“The earth is at the same time mother,

She is mother of all things that are natural,

Mother of all that is human.

She is the mother of all,

For contained in her

Are the seeds of all.”

~~ Hildegard of Bingen ( 1098-1179) ~~

On Sunday, October 7th, 2012, Hildegard of Bingen was named a Doctor of the Church, removing all doubt about her status as a saint of the Catholic Church. She has been called a “true master of theology and a great scholar of the natural sciences and of music” by the former pope Benedict. Hildegard was indeed a scholar, a writer, a poet, composer, mystic, philosopher, Benedictine Abbess, visionary, and a polymath of a simply awesome intellect. What is even more remarkable, is that she gained her stupendous reputation within the straight jacket of a fiercely patriarchal society, where women were preferred to be seen and not heard: it is rare in history for a woman to be considered on an equal footing with men; when this happened, they were almost invariably written off and denigrated at some stage, as having bewitched their men folk, or to have acquired their influence and reputation by the unfair advantage of spells, potions, sexual enticements, or some such extra curricula activities. Hildegard was simply humongously clever; but being fully aware of the fragility of her position as a hyper intelligent woman, she played by the rules which required her to be submissive to the masculine church hierarchy. Within the strict parameters of her designated place, she displayed the full measure of her gob smacking talents, and became a religious icon without equal.

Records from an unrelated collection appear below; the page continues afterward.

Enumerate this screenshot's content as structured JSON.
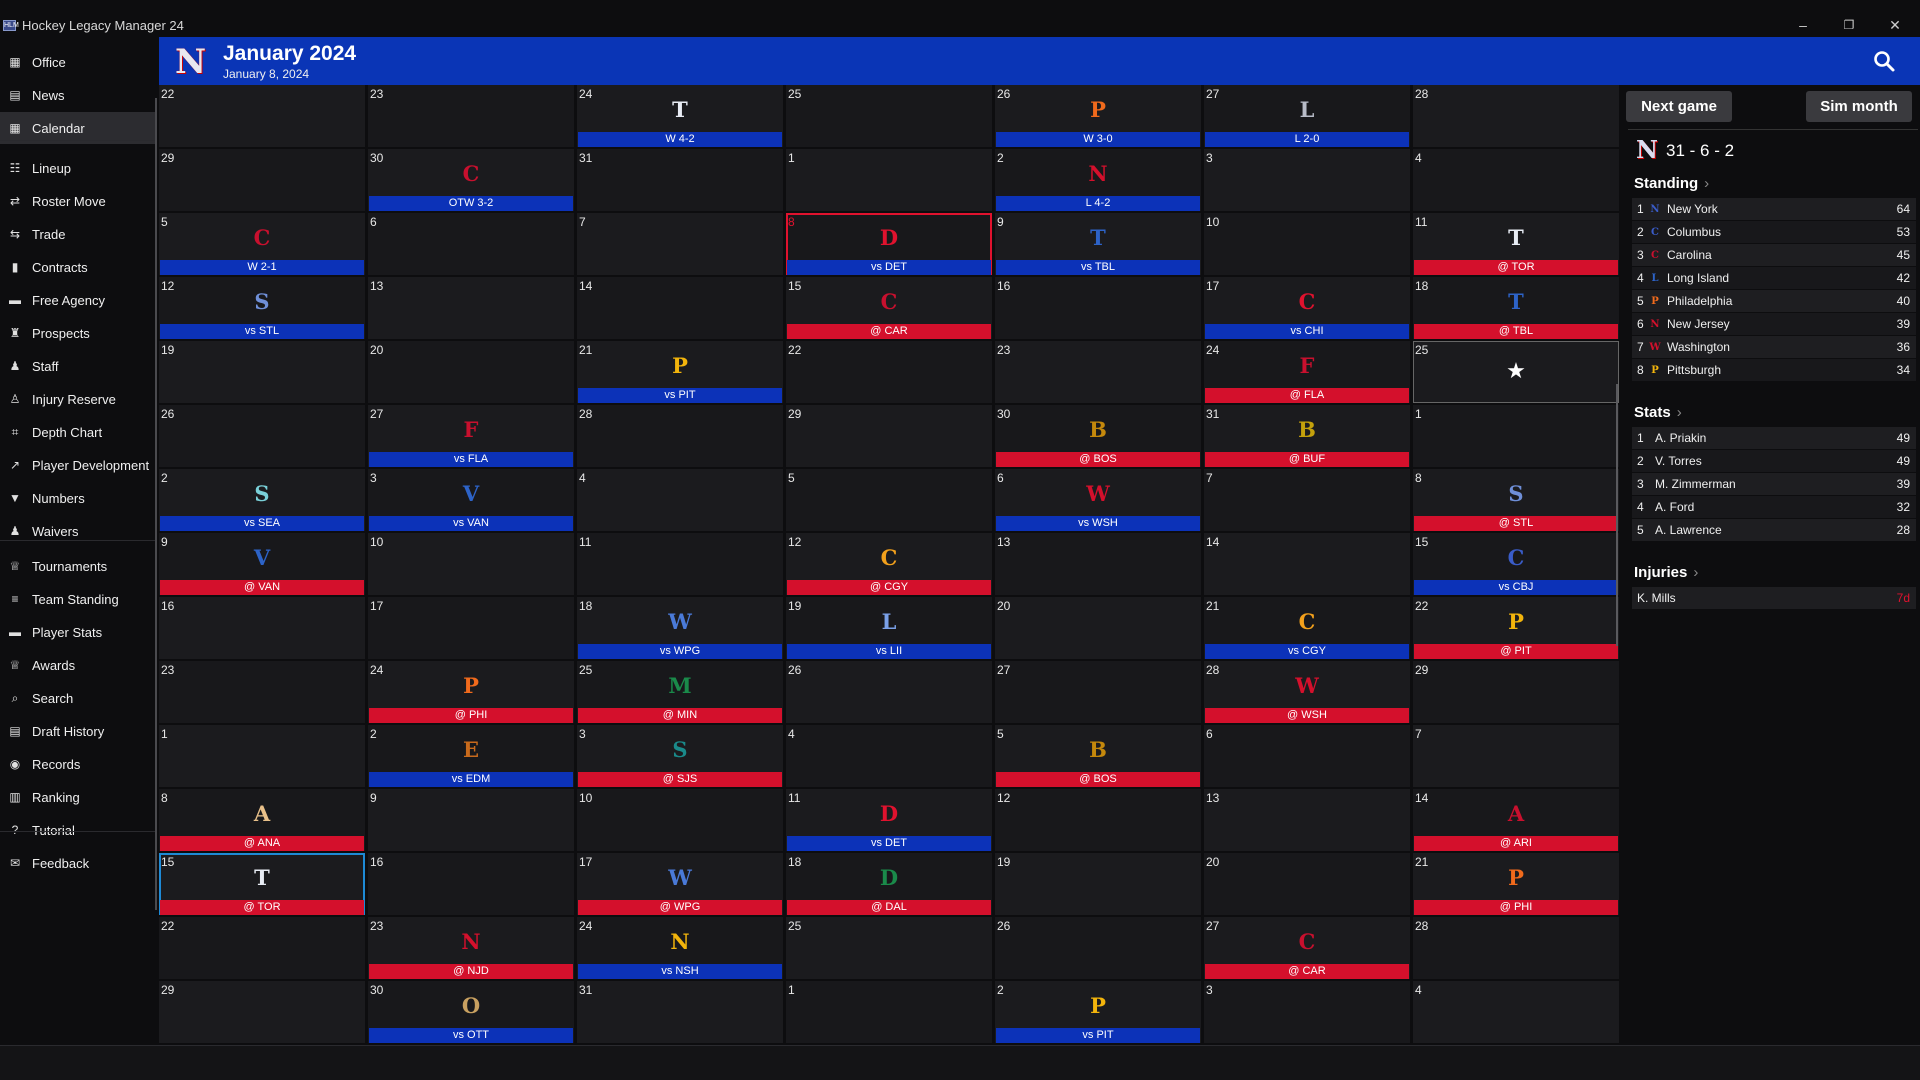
{
  "window": {
    "title": "Hockey Legacy Manager 24",
    "minimize": "–",
    "maximize": "❐",
    "close": "✕"
  },
  "sidebar": {
    "items": [
      {
        "label": "Office",
        "icon": "▦",
        "icon_name": "office-icon",
        "active": false
      },
      {
        "label": "News",
        "icon": "▤",
        "icon_name": "news-icon",
        "active": false
      },
      {
        "label": "Calendar",
        "icon": "▦",
        "icon_name": "calendar-icon",
        "active": true
      },
      {
        "label": "Lineup",
        "icon": "☷",
        "icon_name": "users-icon",
        "active": false
      },
      {
        "label": "Roster Move",
        "icon": "⇄",
        "icon_name": "exchange-icon",
        "active": false
      },
      {
        "label": "Trade",
        "icon": "⇆",
        "icon_name": "trade-icon",
        "active": false
      },
      {
        "label": "Contracts",
        "icon": "▮",
        "icon_name": "contract-icon",
        "active": false
      },
      {
        "label": "Free Agency",
        "icon": "▬",
        "icon_name": "free-agency-icon",
        "active": false
      },
      {
        "label": "Prospects",
        "icon": "♜",
        "icon_name": "binoculars-icon",
        "active": false
      },
      {
        "label": "Staff",
        "icon": "♟",
        "icon_name": "staff-icon",
        "active": false
      },
      {
        "label": "Injury Reserve",
        "icon": "♙",
        "icon_name": "injury-icon",
        "active": false
      },
      {
        "label": "Depth Chart",
        "icon": "⌗",
        "icon_name": "depth-chart-icon",
        "active": false
      },
      {
        "label": "Player Development",
        "icon": "↗",
        "icon_name": "development-icon",
        "active": false
      },
      {
        "label": "Numbers",
        "icon": "▼",
        "icon_name": "jersey-icon",
        "active": false
      },
      {
        "label": "Waivers",
        "icon": "♟",
        "icon_name": "waivers-icon",
        "active": false
      },
      {
        "label": "Tournaments",
        "icon": "♕",
        "icon_name": "trophy-icon",
        "active": false
      },
      {
        "label": "Team Standing",
        "icon": "≡",
        "icon_name": "list-icon",
        "active": false
      },
      {
        "label": "Player Stats",
        "icon": "▬",
        "icon_name": "player-stats-icon",
        "active": false
      },
      {
        "label": "Awards",
        "icon": "♕",
        "icon_name": "award-icon",
        "active": false
      },
      {
        "label": "Search",
        "icon": "⌕",
        "icon_name": "search-icon",
        "active": false
      },
      {
        "label": "Draft History",
        "icon": "▤",
        "icon_name": "draft-icon",
        "active": false
      },
      {
        "label": "Records",
        "icon": "◉",
        "icon_name": "records-icon",
        "active": false
      },
      {
        "label": "Ranking",
        "icon": "▥",
        "icon_name": "ranking-icon",
        "active": false
      },
      {
        "label": "Tutorial",
        "icon": "?",
        "icon_name": "tutorial-icon",
        "active": false
      },
      {
        "label": "Feedback",
        "icon": "✉",
        "icon_name": "feedback-icon",
        "active": false
      }
    ]
  },
  "header": {
    "logo_letter": "N",
    "month_title": "January 2024",
    "current_date": "January 8, 2024"
  },
  "calendar": {
    "days": [
      [
        "22",
        "",
        "",
        ""
      ],
      [
        "23",
        "",
        "",
        ""
      ],
      [
        "24",
        "T",
        "W 4-2",
        "home"
      ],
      [
        "25",
        "",
        "",
        ""
      ],
      [
        "26",
        "P",
        "W 3-0",
        "home"
      ],
      [
        "27",
        "L",
        "L 2-0",
        "home"
      ],
      [
        "28",
        "",
        "",
        ""
      ],
      [
        "29",
        "",
        "",
        ""
      ],
      [
        "30",
        "C",
        "OTW 3-2",
        "home"
      ],
      [
        "31",
        "",
        "",
        ""
      ],
      [
        "1",
        "",
        "",
        ""
      ],
      [
        "2",
        "N",
        "L 4-2",
        "home"
      ],
      [
        "3",
        "",
        "",
        ""
      ],
      [
        "4",
        "",
        "",
        ""
      ],
      [
        "5",
        "C",
        "W 2-1",
        "home"
      ],
      [
        "6",
        "",
        "",
        ""
      ],
      [
        "7",
        "",
        "",
        ""
      ],
      [
        "8",
        "D",
        "vs DET",
        "home"
      ],
      [
        "9",
        "T",
        "vs TBL",
        "home"
      ],
      [
        "10",
        "",
        "",
        ""
      ],
      [
        "11",
        "T",
        "@ TOR",
        "away"
      ],
      [
        "12",
        "S",
        "vs STL",
        "home"
      ],
      [
        "13",
        "",
        "",
        ""
      ],
      [
        "14",
        "",
        "",
        ""
      ],
      [
        "15",
        "C",
        "@ CAR",
        "away"
      ],
      [
        "16",
        "",
        "",
        ""
      ],
      [
        "17",
        "C",
        "vs CHI",
        "home"
      ],
      [
        "18",
        "T",
        "@ TBL",
        "away"
      ],
      [
        "19",
        "",
        "",
        ""
      ],
      [
        "20",
        "",
        "",
        ""
      ],
      [
        "21",
        "P",
        "vs PIT",
        "home"
      ],
      [
        "22",
        "",
        "",
        ""
      ],
      [
        "23",
        "",
        "",
        ""
      ],
      [
        "24",
        "F",
        "@ FLA",
        "away"
      ],
      [
        "25",
        "★",
        "",
        ""
      ],
      [
        "26",
        "",
        "",
        ""
      ],
      [
        "27",
        "F",
        "vs FLA",
        "home"
      ],
      [
        "28",
        "",
        "",
        ""
      ],
      [
        "29",
        "",
        "",
        ""
      ],
      [
        "30",
        "B",
        "@ BOS",
        "away"
      ],
      [
        "31",
        "B",
        "@ BUF",
        "away"
      ],
      [
        "1",
        "",
        "",
        ""
      ],
      [
        "2",
        "S",
        "vs SEA",
        "home"
      ],
      [
        "3",
        "V",
        "vs VAN",
        "home"
      ],
      [
        "4",
        "",
        "",
        ""
      ],
      [
        "5",
        "",
        "",
        ""
      ],
      [
        "6",
        "W",
        "vs WSH",
        "home"
      ],
      [
        "7",
        "",
        "",
        ""
      ],
      [
        "8",
        "S",
        "@ STL",
        "away"
      ],
      [
        "9",
        "V",
        "@ VAN",
        "away"
      ],
      [
        "10",
        "",
        "",
        ""
      ],
      [
        "11",
        "",
        "",
        ""
      ],
      [
        "12",
        "C",
        "@ CGY",
        "away"
      ],
      [
        "13",
        "",
        "",
        ""
      ],
      [
        "14",
        "",
        "",
        ""
      ],
      [
        "15",
        "C",
        "vs CBJ",
        "home"
      ],
      [
        "16",
        "",
        "",
        ""
      ],
      [
        "17",
        "",
        "",
        ""
      ],
      [
        "18",
        "W",
        "vs WPG",
        "home"
      ],
      [
        "19",
        "L",
        "vs LII",
        "home"
      ],
      [
        "20",
        "",
        "",
        ""
      ],
      [
        "21",
        "C",
        "vs CGY",
        "home"
      ],
      [
        "22",
        "P",
        "@ PIT",
        "away"
      ],
      [
        "23",
        "",
        "",
        ""
      ],
      [
        "24",
        "P",
        "@ PHI",
        "away"
      ],
      [
        "25",
        "M",
        "@ MIN",
        "away"
      ],
      [
        "26",
        "",
        "",
        ""
      ],
      [
        "27",
        "",
        "",
        ""
      ],
      [
        "28",
        "W",
        "@ WSH",
        "away"
      ],
      [
        "29",
        "",
        "",
        ""
      ],
      [
        "1",
        "",
        "",
        ""
      ],
      [
        "2",
        "E",
        "vs EDM",
        "home"
      ],
      [
        "3",
        "S",
        "@ SJS",
        "away"
      ],
      [
        "4",
        "",
        "",
        ""
      ],
      [
        "5",
        "B",
        "@ BOS",
        "away"
      ],
      [
        "6",
        "",
        "",
        ""
      ],
      [
        "7",
        "",
        "",
        ""
      ],
      [
        "8",
        "A",
        "@ ANA",
        "away"
      ],
      [
        "9",
        "",
        "",
        ""
      ],
      [
        "10",
        "",
        "",
        ""
      ],
      [
        "11",
        "D",
        "vs DET",
        "home"
      ],
      [
        "12",
        "",
        "",
        ""
      ],
      [
        "13",
        "",
        "",
        ""
      ],
      [
        "14",
        "A",
        "@ ARI",
        "away"
      ],
      [
        "15",
        "T",
        "@ TOR",
        "away"
      ],
      [
        "16",
        "",
        "",
        ""
      ],
      [
        "17",
        "W",
        "@ WPG",
        "away"
      ],
      [
        "18",
        "D",
        "@ DAL",
        "away"
      ],
      [
        "19",
        "",
        "",
        ""
      ],
      [
        "20",
        "",
        "",
        ""
      ],
      [
        "21",
        "P",
        "@ PHI",
        "away"
      ],
      [
        "22",
        "",
        "",
        ""
      ],
      [
        "23",
        "N",
        "@ NJD",
        "away"
      ],
      [
        "24",
        "N",
        "vs NSH",
        "home"
      ],
      [
        "25",
        "",
        "",
        ""
      ],
      [
        "26",
        "",
        "",
        ""
      ],
      [
        "27",
        "C",
        "@ CAR",
        "away"
      ],
      [
        "28",
        "",
        "",
        ""
      ],
      [
        "29",
        "",
        "",
        ""
      ],
      [
        "30",
        "O",
        "vs OTT",
        "home"
      ],
      [
        "31",
        "",
        "",
        ""
      ],
      [
        "1",
        "",
        "",
        ""
      ],
      [
        "2",
        "P",
        "vs PIT",
        "home"
      ],
      [
        "3",
        "",
        "",
        ""
      ],
      [
        "4",
        "",
        "",
        ""
      ]
    ],
    "letter_colors": [
      "",
      "",
      "#e8ecf4",
      "",
      "#f06a1c",
      "#b8bcc8",
      "",
      "",
      "#c8102e",
      "",
      "",
      "#d4102c",
      "",
      "",
      "#c8102e",
      "",
      "",
      "#e0122e",
      "#2d63c8",
      "",
      "#e8ecf4",
      "#6f8fd8",
      "",
      "",
      "#c8102e",
      "",
      "#e0122e",
      "#2d63c8",
      "",
      "",
      "#f2b40c",
      "",
      "",
      "#c8102e",
      "",
      "",
      "#c8102e",
      "",
      "",
      "#c4880c",
      "#c4a10c",
      "",
      "#7ad0d8",
      "#2d63c8",
      "",
      "",
      "#d4102c",
      "",
      "#6f8fd8",
      "#2d63c8",
      "",
      "",
      "#f2a01c",
      "",
      "",
      "#3a5cc8",
      "",
      "",
      "#4a7ad8",
      "#7aa0e8",
      "",
      "#f2a01c",
      "#f2b40c",
      "",
      "#f06a1c",
      "#1a8a4a",
      "",
      "",
      "#d4102c",
      "",
      "",
      "#c86a1c",
      "#1a8a8a",
      "",
      "#c4880c",
      "",
      "",
      "#e8c08a",
      "",
      "",
      "#e0122e",
      "",
      "",
      "#c8102e",
      "#e8ecf4",
      "",
      "#4a7ad8",
      "#1a8a4a",
      "",
      "",
      "#f06a1c",
      "",
      "#d4102c",
      "#f2b40c",
      "",
      "",
      "#c8102e",
      "",
      "",
      "#c8a060",
      "",
      "",
      "#f2b40c",
      "",
      ""
    ]
  },
  "panel": {
    "next_game": "Next game",
    "sim_month": "Sim month",
    "team_record": "31 - 6 - 2",
    "standing": {
      "title": "Standing",
      "chevron": "›",
      "rows": [
        {
          "rank": "1",
          "logo": "N",
          "name": "New York",
          "value": "64"
        },
        {
          "rank": "2",
          "logo": "C",
          "name": "Columbus",
          "value": "53"
        },
        {
          "rank": "3",
          "logo": "C",
          "name": "Carolina",
          "value": "45"
        },
        {
          "rank": "4",
          "logo": "L",
          "name": "Long Island",
          "value": "42"
        },
        {
          "rank": "5",
          "logo": "P",
          "name": "Philadelphia",
          "value": "40"
        },
        {
          "rank": "6",
          "logo": "N",
          "name": "New Jersey",
          "value": "39"
        },
        {
          "rank": "7",
          "logo": "W",
          "name": "Washington",
          "value": "36"
        },
        {
          "rank": "8",
          "logo": "P",
          "name": "Pittsburgh",
          "value": "34"
        }
      ],
      "logo_colors": [
        "#3a5cc8",
        "#3a5cc8",
        "#c8102e",
        "#2d63c8",
        "#f06a1c",
        "#d4102c",
        "#d4102c",
        "#f2b40c"
      ]
    },
    "stats": {
      "title": "Stats",
      "chevron": "›",
      "rows": [
        {
          "rank": "1",
          "name": "A. Priakin",
          "value": "49"
        },
        {
          "rank": "2",
          "name": "V. Torres",
          "value": "49"
        },
        {
          "rank": "3",
          "name": "M. Zimmerman",
          "value": "39"
        },
        {
          "rank": "4",
          "name": "A. Ford",
          "value": "32"
        },
        {
          "rank": "5",
          "name": "A. Lawrence",
          "value": "28"
        }
      ]
    },
    "injuries": {
      "title": "Injuries",
      "chevron": "›",
      "rows": [
        {
          "name": "K. Mills",
          "value": "7d"
        }
      ]
    }
  }
}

Her reputation survived unscathed and intact, by being sincerely loyal to the institutional, hierarchical Church structure, showing complete obedience to the ecclesial authority; on the surface, she was neither left nor right, but straight down the middle. However, she did poke her head above the parapet from time to time; she abhorred the practice of burning heretics, because she considered that heretics “bore the image of God..Do not kill them, for they are in God`s image.” Her position was stunningly plain by those words, which unfortunately fell upon deaf ears…….Men made the rules and ran the Church; end of story. She did not believe in capital punishment, which is a truly remarkable concept coming from such a violent and inhumane age. Hildegard recieved divine revelation from heaven through her visions, and used her acute observations from nature in her healing arts; her healing treatises are the only ones surviving from the 12th century.

Remarkably, she saw humanity as a microcosm of the macrocosm, and saw illness and aggressive behaviour as maladies caused by an harmonic imbalance  with nature. For her, humanity had it`s rightful place within the general ecology of nature, and not as the rapacious pillager it has become. Hildegard`s interpretation of the Bible goes beyond her imposition of her vision upon it: she was spiritually, fully engaged with her theological interpretation, her nose buried deep in the textual details. The harmony of faith and reason are the key stone of Hildegard`s religious, and spiritual being at one with mother nature, and a gentle and kind heart. 

One last thing needs to be pointed out – her musical talent: as if her talent existed without limits, her musical compositions are haunting, lyrical and, like the woman herself, challenging to sing. They shimmer like an oasis of celestial gold; they convey awe, love and devotion which stands out even amid the rich tapestry of developing polyphonic music of the period, and give us some of the most beautiful compositions ever written.

“Hildegard tells us that we need to be centred again, to allow the Light of God to be in us and shine through us. She gives us permission to look inside ourselves and find a way to let God shine through us – That God isn`t finished yet.”

~~ Lisa Maxwell ~~

Within Hildegard lived a giant intellect, as sharp as a cut throat razor, but also gentle and humble; a soul that was a living, breathing sacred page of religious and spiritual theology, which we can still read and learn from, as the modern world moves further from the natural values of mother earth she so ardently believed in.